The German sporting goods firm intends to focus its efforts in the golf segment on “further strengthening its position as a leading provider of innovative golf footwear and apparel through the AdidasGolf brand,” it said in a statement.
Adidas will enter into concrete negotiations with interested parties for the sale of the remainder of the loss-making division, consisting mainly of the TaylorMade brand, a market leader in golf equipment, as well as the Adams and Ashworth brands.
“TaylorMade is a very viable business. However, we decided that now is the time to focus even more on our core strength in the athletic footwear and apparel market,” said Adidas Group CEO Herbert Hainer.
“With its leadership position in the industry and the turnaround plan gaining traction, which is clearly reflected in the top- and bottom-line improvements recorded in Q1 as well as recent market share gains, I am convinced that TaylorMade offers attractive growth opportunities in the future,” he said.
“At the same time,” Hainer added, “the planned divestiture will allow us to reduce complexity and focus our efforts on those areas of our business that offer the highest return and where we can have the biggest impact in reaching our consumers and winning their loyalty for the Adidas and Reebok brands.”
The announcement came as Adidas published final results for the first quarter, in which revenues soared 22 percent to 4.8 billion euros, or $5.29 billion, the highest quarterly revenue in the group’s history, thanks to best-selling sneaker models including the Stan Smith, the Superstar and the Adidas Originals NMD.
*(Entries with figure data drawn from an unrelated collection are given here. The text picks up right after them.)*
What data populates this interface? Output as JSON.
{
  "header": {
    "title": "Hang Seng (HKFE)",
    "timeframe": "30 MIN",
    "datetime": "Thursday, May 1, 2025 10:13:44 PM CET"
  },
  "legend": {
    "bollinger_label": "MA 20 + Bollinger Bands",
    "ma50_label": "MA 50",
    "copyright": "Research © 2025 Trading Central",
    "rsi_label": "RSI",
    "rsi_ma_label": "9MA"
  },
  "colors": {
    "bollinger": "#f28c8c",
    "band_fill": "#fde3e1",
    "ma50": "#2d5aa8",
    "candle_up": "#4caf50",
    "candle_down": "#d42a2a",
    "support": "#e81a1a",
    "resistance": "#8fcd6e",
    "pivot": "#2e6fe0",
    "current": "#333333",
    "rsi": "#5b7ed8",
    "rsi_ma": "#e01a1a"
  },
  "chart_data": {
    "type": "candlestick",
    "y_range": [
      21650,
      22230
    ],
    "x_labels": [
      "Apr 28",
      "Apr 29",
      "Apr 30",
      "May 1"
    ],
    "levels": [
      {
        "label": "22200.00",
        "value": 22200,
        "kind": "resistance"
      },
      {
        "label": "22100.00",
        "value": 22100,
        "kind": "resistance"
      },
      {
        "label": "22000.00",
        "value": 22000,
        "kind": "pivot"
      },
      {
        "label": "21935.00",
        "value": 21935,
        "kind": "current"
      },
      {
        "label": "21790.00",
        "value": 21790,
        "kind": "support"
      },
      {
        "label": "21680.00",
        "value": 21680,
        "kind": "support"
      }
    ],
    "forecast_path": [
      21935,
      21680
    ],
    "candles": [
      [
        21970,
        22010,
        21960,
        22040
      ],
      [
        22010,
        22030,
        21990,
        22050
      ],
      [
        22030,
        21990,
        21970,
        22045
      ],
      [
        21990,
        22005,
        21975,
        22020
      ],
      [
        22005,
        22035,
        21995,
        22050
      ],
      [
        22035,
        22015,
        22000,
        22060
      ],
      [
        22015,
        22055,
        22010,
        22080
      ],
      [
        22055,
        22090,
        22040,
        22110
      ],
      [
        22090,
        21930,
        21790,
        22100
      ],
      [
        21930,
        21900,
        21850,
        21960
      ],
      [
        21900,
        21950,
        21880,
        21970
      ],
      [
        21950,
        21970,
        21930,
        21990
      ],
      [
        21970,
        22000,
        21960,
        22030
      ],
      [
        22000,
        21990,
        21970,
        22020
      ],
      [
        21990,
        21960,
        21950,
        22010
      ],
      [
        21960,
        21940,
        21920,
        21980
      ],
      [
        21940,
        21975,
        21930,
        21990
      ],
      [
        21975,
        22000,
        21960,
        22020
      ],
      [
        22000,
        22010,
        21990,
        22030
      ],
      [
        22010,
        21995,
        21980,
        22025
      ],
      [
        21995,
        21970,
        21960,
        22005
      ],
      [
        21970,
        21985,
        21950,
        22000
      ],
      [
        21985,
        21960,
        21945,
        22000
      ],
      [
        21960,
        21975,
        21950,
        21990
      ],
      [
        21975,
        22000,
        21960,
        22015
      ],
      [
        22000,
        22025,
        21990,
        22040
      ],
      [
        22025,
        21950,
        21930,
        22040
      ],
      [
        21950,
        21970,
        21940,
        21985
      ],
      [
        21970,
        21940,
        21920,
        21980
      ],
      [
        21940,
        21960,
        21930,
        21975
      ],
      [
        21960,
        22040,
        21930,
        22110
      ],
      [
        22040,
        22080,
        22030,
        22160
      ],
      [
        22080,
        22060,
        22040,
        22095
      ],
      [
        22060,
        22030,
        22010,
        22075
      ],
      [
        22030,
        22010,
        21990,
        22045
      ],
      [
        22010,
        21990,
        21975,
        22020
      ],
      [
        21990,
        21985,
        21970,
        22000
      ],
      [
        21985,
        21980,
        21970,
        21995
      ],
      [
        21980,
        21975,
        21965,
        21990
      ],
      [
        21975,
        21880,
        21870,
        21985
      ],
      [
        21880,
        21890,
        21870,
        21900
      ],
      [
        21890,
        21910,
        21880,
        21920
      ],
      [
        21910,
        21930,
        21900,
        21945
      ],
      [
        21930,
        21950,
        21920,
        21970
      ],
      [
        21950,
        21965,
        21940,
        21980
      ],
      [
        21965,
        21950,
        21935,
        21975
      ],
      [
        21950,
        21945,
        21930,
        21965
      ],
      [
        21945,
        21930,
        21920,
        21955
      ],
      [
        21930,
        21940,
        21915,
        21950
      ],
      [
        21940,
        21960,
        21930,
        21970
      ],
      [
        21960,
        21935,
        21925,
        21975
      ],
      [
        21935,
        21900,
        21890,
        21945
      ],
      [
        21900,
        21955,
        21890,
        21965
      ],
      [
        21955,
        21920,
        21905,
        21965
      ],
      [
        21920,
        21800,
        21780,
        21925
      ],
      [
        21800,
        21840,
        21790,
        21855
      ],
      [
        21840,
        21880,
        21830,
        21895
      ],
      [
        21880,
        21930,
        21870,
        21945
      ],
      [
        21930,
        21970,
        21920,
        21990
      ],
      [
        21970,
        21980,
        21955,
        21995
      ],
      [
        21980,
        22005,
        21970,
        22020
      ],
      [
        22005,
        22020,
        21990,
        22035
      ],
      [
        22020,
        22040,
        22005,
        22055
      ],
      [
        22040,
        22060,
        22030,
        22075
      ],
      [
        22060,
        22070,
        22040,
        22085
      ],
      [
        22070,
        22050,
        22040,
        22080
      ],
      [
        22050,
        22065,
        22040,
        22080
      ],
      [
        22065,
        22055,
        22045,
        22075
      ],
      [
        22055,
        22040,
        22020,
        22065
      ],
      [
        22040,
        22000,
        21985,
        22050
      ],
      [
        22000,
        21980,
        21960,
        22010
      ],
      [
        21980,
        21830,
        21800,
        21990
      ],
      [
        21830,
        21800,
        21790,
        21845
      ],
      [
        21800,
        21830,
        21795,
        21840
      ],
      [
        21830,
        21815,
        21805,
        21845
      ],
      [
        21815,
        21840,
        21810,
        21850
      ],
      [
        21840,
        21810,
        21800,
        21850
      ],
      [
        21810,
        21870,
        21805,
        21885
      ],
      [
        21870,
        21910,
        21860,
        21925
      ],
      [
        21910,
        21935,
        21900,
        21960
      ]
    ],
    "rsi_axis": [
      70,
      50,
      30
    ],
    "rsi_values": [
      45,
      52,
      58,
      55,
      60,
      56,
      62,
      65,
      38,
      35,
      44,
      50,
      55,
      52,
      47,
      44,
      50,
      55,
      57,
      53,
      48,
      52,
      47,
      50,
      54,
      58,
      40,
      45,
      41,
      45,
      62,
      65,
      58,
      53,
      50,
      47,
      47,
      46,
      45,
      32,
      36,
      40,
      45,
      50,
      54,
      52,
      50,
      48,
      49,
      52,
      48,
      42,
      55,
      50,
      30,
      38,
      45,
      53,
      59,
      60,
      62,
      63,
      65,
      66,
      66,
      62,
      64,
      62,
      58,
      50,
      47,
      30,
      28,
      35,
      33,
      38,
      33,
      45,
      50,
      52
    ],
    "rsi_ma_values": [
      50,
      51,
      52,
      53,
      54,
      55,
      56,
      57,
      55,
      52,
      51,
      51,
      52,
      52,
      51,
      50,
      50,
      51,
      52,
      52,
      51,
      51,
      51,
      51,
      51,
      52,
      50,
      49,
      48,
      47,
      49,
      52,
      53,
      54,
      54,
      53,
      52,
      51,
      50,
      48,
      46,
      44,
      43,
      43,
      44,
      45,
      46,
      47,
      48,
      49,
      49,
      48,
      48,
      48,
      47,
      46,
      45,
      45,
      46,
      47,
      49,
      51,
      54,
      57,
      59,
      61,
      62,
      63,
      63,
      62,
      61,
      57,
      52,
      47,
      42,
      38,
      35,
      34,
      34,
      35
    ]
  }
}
Preliminary results were published on April 27.
“This quarter’s accomplishments show that we flew off the starting blocks in 2016,” said Hainer. “Our product and marketing initiatives are resonating extremely well with consumers across all regions and in performance and lifestyle categories alike. This gives us every confidence that 2016 will be a record year and will lay the foundation for the long-term success of the group.”
In January, the German activewear brand named Kasper Rorsted its new CEO. He is to join the company in August and succeed Hainer on Oct. 1 after a two-month transition period. Hainer had come under pressure from investors last year after a string of profit warnings.
Adidas said the first-quarter performance was driven by accelerating momentum at both its Adidas and Reebok brands.
Revenues at Adidas grew 25.5 percent on a currency-neutral basis, helped by double-digit rises in the training, football and running categories, as well as Adidas Originals and Adidas Neo. Sales at Reebok were up 6.5 percent, while revenues at TaylorMade-Adidas Golf fell 1.4 percent, dragged down by declines at Ashworth and Adams.
By region, revenues in Western Europe jumped 24.7 percent in currency-neutral terms. North America rose 21.6 percent, Greater China grew 30.2 percent, and Russia/CIS eked out a 1.8 percent gain. Revenues in Latin America grew 18.7 percent, Japan jumped 44.4 percent and MEAA posted a 17.2 percent gain.
The group last month raised its guidance for 2016. It said net income from continuing operations should increase between 15 percent and 18 percent, up from previous guidance of 10 percent to 12 percent. Sales in currency-neutral terms are expected to grow 15 percent versus a prior forecast of 10 to 12 percent.
Today, it also lifted its outlook for the gross margin, which is expected to decline this year due to increased costs for the group’s Asian-dominated sourcing as a result of less favorable U.S. dollar hedging rates and rising labor costs.
Adidas said it now expects to be able to limit the gross margin decline to a maximum of 50 basis points compared to the prior-year level of 48.3 percent, versus previous forecasts of a decline of 50-100 basis points.
This reflected the positive effects from a more favorable pricing, product and regional mix at both Adidas and Reebok; a revision of the group’s channel mix; and higher product margins at TaylorMade-Adidas Golf.